Why
Dr. Michael Fordyce is our world's
top Happiness
Researcher
Dr.
Fordyce's GetHappy.Net site at the Internet Archive
Dr. Fordyce's
booklet "The Psychology of Happiness"
The
following selection from Michael Fordyce's book,
Human Happiness, (Volume II, Chapter
2) reveals why Dr. Fordyce is, unquestionably,
the world's top happiness researcher, and why
his 1977 and 1983 happiness-increase studies
remain the most progressive and inspired works
in the field:
In many ways, the
basic research picture regarding personal
happiness was fairly solidified in the mid
1970's. The view that psychologists had then,
concerning the nature of happiness and the
characteristics of happy people, has actually
changed little since then. Certainly, as the
interest in this field has grown -- and the
research base expanded -- studies over the
decades generally have served merely to confirm
and reconfirm the basic view of happiness we
held years ago (and that we outlined in the
precious Volume). Of course there have been
refinements, but the original picture remains,
by in large, the same.
There came a time
in my own research career, around 1974 or 1975,
when it occurred to me that the time had come
for happiness studies to depart into a new
realm. Up till then all happiness investigations
(including my own) had dealt with "basic"
research: examining the phenomenon of happiness
to learn more about it. But it appeared to me
that enough of a background had already been
established to move to the next order of
research, "applied" research: utilizing what is
known to develop practical, everyday
applications.
Science
inevitably marches in this direction -- from the
"basic" (sometimes called "pure science") to the
"applied." No matter what the topic of study,
every piece of scientific knowledge, eventually,
is ultimately useful. In some areas of science,
the potential use may be hard to imagine or even
realize in the pioneering stages of
investigation, but in sciences like medicine and
psychology, research has an obviously applied
aim.
For example, in
the medical study of cancer I doubt there are
any researchers who would maintain that their
interest in this disease is "purely" academic.
Certainly cancer-cell physiology is
scientifically interesting, but the main reason
medical researchers examine it is their hope
that something they might discover could
eventually be part of a cure for this dread
disease.
Those of us who
study human happiness, naturally, have the same
thing in the back of our mind. As academically
fascinating as it is to understand happiness for
its own sake, there is always the hope that
someday, something we discover in our research
might prove helpful to average people in a
practical sense. Our psychological colleagues
who study schizophrenia, anxiety disorders,
substance abuse, and other illness syndromes
obviously have the same goal in mind. "Basic"

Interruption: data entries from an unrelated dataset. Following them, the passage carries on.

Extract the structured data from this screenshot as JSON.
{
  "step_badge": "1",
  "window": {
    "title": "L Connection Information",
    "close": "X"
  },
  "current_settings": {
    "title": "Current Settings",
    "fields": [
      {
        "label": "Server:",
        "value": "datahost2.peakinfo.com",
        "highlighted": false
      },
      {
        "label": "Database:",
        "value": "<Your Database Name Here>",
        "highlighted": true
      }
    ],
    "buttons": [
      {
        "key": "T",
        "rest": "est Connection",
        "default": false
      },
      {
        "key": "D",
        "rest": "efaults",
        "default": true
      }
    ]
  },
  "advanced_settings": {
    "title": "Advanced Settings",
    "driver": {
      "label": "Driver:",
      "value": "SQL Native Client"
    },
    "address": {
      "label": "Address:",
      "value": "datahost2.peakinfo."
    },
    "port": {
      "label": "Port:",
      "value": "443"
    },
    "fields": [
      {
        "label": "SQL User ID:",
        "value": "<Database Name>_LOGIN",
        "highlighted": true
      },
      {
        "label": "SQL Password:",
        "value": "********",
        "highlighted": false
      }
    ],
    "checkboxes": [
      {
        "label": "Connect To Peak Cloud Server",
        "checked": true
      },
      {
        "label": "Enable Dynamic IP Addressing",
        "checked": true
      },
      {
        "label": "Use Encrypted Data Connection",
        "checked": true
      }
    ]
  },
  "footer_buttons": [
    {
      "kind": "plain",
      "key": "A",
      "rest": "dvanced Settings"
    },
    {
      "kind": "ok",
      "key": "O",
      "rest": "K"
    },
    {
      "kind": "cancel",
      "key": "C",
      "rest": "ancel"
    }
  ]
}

research in these areas are often undertaken
with the hope that new scientific insights might
provide new keys to help improve existing
therapeutic techniques -- or even point the way
to new treatments.
In essence then,
the explicit goal of science is understanding,
but the implicit goal of science is the ultimate
betterment of the human condition.
In this vein, I
and my staff departed from the main- stream of
researchers (who continued to study happiness in
a "basic" sense) to see if the knowledge we had
developed about happiness could be practically
applied.
We began with
another complete survey of the research
literature. We included every scrap of happiness
research data we could accumulate (the bulk of
which was surveyed in Volume I of this set of
books). But this time our survey was a little
different than it had been before. This time,
instead of looking at all the elements which
contributed to happiness, we were more
selective. We were looking for qualities and
characteristics about happy people we believed
average people could employ to increase their
own happiness -- things that might be used in an
experiment to see if average people could
possibly improve the happiness they experienced
in life. But, especially, we were looking for
things that ordinary people might be able to
develop in a short time-frame.
We were looking
for simple, everyday things -- any personality
quirks, any special attitudes, anything about
their daily routine -- anything at all that an
average person might be able to imitate. Was
there anything, for example, about the way happy
individuals spent their time? Were there any
particular daily activities they typically
enjoyed? Were there things about their
personality that might be helpful? Was there
something, perhaps, about their belief systems,
their attitudes, or their values? These were the
kinds of questions we were asking.
After a while, a
list of potential characteristics began to
emerge from the data, and we began to formulate
the first of our initial experiments to see if
it was possible to increase human happiness.
This was a
pioneering effort. To our knowledge, these
studies would be the first time anyone had
attempted to experimentally develop happiness.